Today the EPA published a final rule in the Federal Register (80 FR 61985-61993) allocating the critical use exemptions for methyl bromide under the Montreal Protocol on Substances that Deplete the Ozone Layer for 2016. This will probably be the last CUE rule that provides for substantial manufacture of methyl bromide as it will be the last year that methyl bromide will be authorized for use as a fumigant in pre-planting for strawberries in California.
In the preamble to this rule the EPA reiterates what I covered in my last blog posting on methyl bromide and the Montreal protocol; California strawberry farmers will have this last year to complete their transition to the use of chloropicrin for pre-plant fumigation. To emphasize this transition, the EPA set a separate CUE for pre-plant use and then prohibited the transfer of any of that pre-plant methyl bromide to subsequent years. Any of the pre-plant authorization that remains after the end of 2016 will have to be destroyed.
The EPA expects that the fumigation of cured hams with methyl bromide will continue at least through 2017. The amounts allocated for production and use reflect this fact and expect that there will be some carryover use of methyl bromide for cured ham use. Methyl bromide produced for pre-plant fumigation will not be allowed to be carried over for this use.

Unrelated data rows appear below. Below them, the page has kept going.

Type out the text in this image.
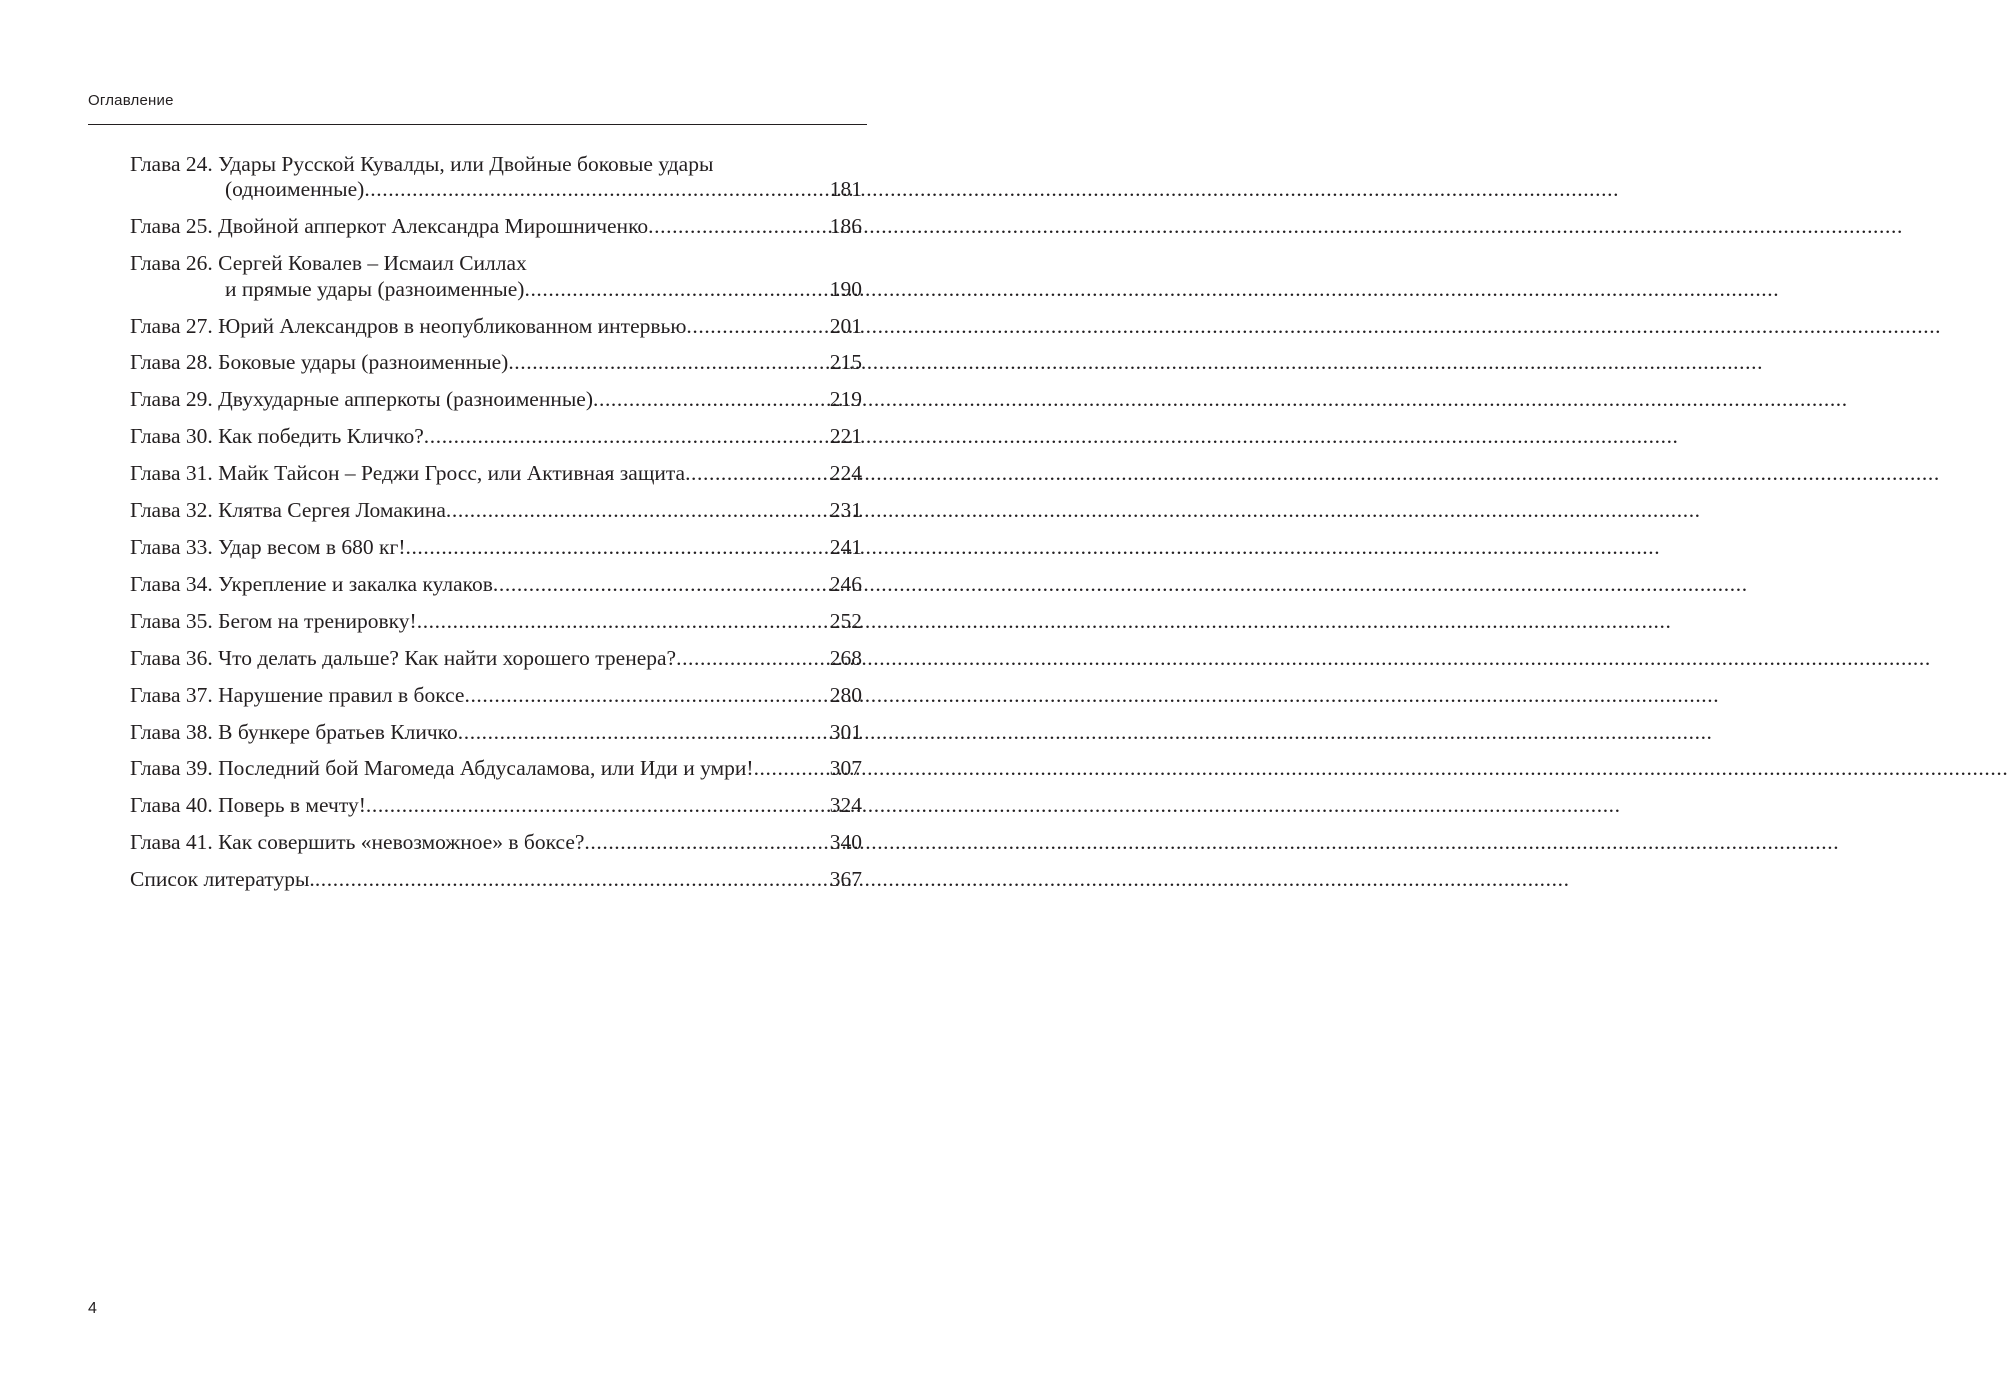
Оглавление
Глава 24. Удары Русской Кувалды, или Двойные боковые удары
(одноименные) .....	181
Глава 25. Двойной апперкот Александра Мирошниченко .....	186
Глава 26. Сергей Ковалев – Исмаил Силлах
и прямые удары (разноименные) .....	190
Глава 27. Юрий Александров в неопубликованном интервью .....	201
Глава 28. Боковые удары (разноименные) .....	215
Глава 29. Двухударные апперкоты (разноименные) .....	219
Глава 30. Как победить Кличко? .....	221
Глава 31. Майк Тайсон – Реджи Гросс, или Активная защита .....	224
Глава 32. Клятва Сергея Ломакина .....	231
Глава 33. Удар весом в 680 кг! .....	241
Глава 34. Укрепление и закалка кулаков .....	246
Глава 35. Бегом на тренировку! .....	252
Глава 36. Что делать дальше? Как найти хорошего тренера? .....	268
Глава 37. Нарушение правил в боксе .....	280
Глава 38. В бункере братьев Кличко .....	301
Глава 39. Последний бой Магомеда Абдусаламова, или Иди и умри! .....	307
Глава 40. Поверь в мечту! .....	324
Глава 41. Как совершить «невозможное» в боксе? .....	340
Список литературы. .....	367
4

The EPA in this final rule is authorizing the production of 138,592-lbs of methyl bromide for pre-planting fumigation. In comparison it is authorizing the production of only 1,939-lbs for used in post-planting fumigation (cured hams).
The EPA is not including any ‘emergency’ uses of methyl bromide like those that have been authorized by the Department of Agriculture’s Animal and Plant Health and Inspection Service (APHIS) (here, here and here). EPA had asked for comments about such potential uses in the notice of proposed rulemaking for this rule, but it received no responses.